Третья композиция называется «На одном крыле». Я написала ее для брата, после его смерти.
Это триптих. Две боковые панели размером поменьше, средняя – побольше. На одной – самолет времен Второй мировой, в стиле изображений на сигаретных карточках; на другой – большая бледно-зеленая бабочка сатурния луна.
На центральной, большой панели с неба падает человек. То, что он падает, а не летит, ясно по его позе – почти точно вверх ногами, он по косой прорезает редкие облака; однако лицо его спокойно. Он в форме пилота времен Второй мировой. В руке у него игрушечный деревянный меч.
Вот такие вещи мы делаем, чтобы утихла боль.
Чарна решила, что это – высказывание о мужчинах и об инфантильной природе войны.
Четвертая картина – «Кошачий глаз». Это своего рода автопортрет. Моя голова изображена справа на переднем плане, но только от переносицы вверх: верхняя половина носа, глаза, смотрящие на зрителя, лоб и копна волос. Я изобразила наступающие морщинки, «гусиные лапки» в углах глаз. В волосах седина. Это неправда – на самом деле седые волосы я выдергиваю.
За моей полуголовой, в центре картины, в пустом небе висит выпуклое зеркало в вычурной раме. В нем виден мой затылок; но волосы – другие, моложе.
В отдалении, сжатые искривленным пространством зеркала, виднеются три фигурки в зимней одежде, какую носили девочки сорок лет назад. Они идут вперед по снежной равнине, их лица скрывает тень.
И последняя работа называется «Единая теория поля». Это вертикальный прямоугольник, больше других картин. Примерно на двух третях высоты по всей ширине проходит деревянный мост. По обе его стороны – вершины деревьев, голые, в белых шапках, словно только что прошел сильный мокрый снег. Снег лежит также на перилах и балках моста.

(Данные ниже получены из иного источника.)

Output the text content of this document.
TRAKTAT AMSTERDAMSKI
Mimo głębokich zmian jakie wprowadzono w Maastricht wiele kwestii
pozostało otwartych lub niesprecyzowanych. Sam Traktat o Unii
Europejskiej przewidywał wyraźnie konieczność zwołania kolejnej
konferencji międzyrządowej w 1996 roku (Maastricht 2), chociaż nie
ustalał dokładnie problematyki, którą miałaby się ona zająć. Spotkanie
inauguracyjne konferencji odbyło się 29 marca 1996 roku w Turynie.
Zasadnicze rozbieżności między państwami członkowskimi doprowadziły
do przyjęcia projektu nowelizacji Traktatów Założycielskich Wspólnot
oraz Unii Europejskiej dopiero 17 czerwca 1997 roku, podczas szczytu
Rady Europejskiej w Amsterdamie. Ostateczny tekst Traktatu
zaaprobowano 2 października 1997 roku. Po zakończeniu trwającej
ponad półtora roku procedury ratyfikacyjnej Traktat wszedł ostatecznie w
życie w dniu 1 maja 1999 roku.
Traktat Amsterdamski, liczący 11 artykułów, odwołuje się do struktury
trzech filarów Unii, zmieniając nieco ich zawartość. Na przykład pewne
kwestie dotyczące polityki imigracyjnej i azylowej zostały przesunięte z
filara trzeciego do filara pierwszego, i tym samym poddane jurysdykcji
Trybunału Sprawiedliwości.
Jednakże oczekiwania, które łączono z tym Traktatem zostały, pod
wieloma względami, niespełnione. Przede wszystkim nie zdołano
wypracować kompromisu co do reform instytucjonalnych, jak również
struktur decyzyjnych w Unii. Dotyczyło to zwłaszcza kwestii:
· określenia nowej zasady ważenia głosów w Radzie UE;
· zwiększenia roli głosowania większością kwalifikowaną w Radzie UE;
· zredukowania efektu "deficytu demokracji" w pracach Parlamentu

Над самой верхней перекладиной перил, не касаясь ее ногами, парит женщина в черном, волосы прикрыты черным капюшоном или покрывалом. Здесь и там на черноте платья видны пронзительные точки света. Небо за спиной у женщины – послезакатное; в верхней части его виднеется нижняя половинка луны. Лицо женщины частично закрыто тенью.
Это – Богоматерь Потерянных Вещей. В руках, на уровне сердца, она держит стеклянный предмет: огромный шарик «кошачий глаз» с синей сердце- винкой.
Под мостом – ночное нео, видимое будто в телескоп. Кучи звезд – красных, синих, желтых, белых, клубятся туманности, галактика громоздится на галактику: это вселенная во всем ее сиянии, во всей ее тьме. Во всяком случае, так можно подумать. Но еще там, под мостом – камешки, жуки и корешки, потому что это – под землёй.
У нижнего края картины тьма бледнеет, переходя в чистую голубизну воды, потому что там, под землей, под мостом, течет ручей с кладбища. Из страны мертвецов.
Я иду к бару и прошу еще стакан вина. Оно лучше той бормотухи, которую мы в свое время покупали для подобных мероприятий.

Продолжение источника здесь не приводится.